Somewhere in the pages of Kerouac’s great On the Road, (or maybe in one of the other works, sometimes all Kerouac runs together for me) as they are headed down the Western side of the Continental Divide somewhere in the Rockies, Jack and Neal decide to cut the engine on their car and just coast down so as to save money on gas.  I don’t have the book in front of me, but I remember the awe with which Jack watched his friend control the careening vehicle (a Buick, in my mind) with the slightest of touches of his fingers on the wheel, screaming around corners and passing cars, topping out at 70 mph on roads you should barely drive at a walking pace.

What a revolutionary idea for today’s times!  Gas costs a fortune, the engine spews crap into the air that is choking our planet, why not save the earth and a few bucks while going downhill?  In Levanto, I have the advantage of very steep grades on which to try the theory out, and when I noticed the dangerously low fuel gauge on my car today as I loaded it back up with weed-whacker and chainsaw, grand old Jack came to mind.  I had to try it.

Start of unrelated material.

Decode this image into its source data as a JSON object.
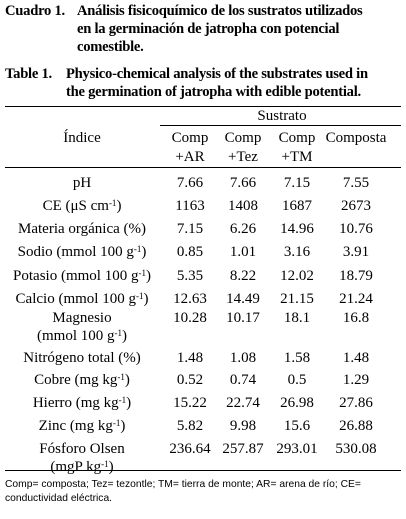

Well, smack me in the arse if they weren’t right.  From my lands to my house, it is a straight downhill shot.  The engine idled along at the lowest of hums (a sound I am not usually familiar with since the muffler gave out) as I just put it in neutral and let her go.  I got down as fast as I would have otherwise, but in so doing I had to train myself not to want to accelerate around the curves.  With a little patience, the car picks up speed again quite nicely.  It’s a strangely calming way to drive.

Jack and Neal did everything with great style.  That’s why we have all been imitating them for generations.  And once in a while, we can almost match them.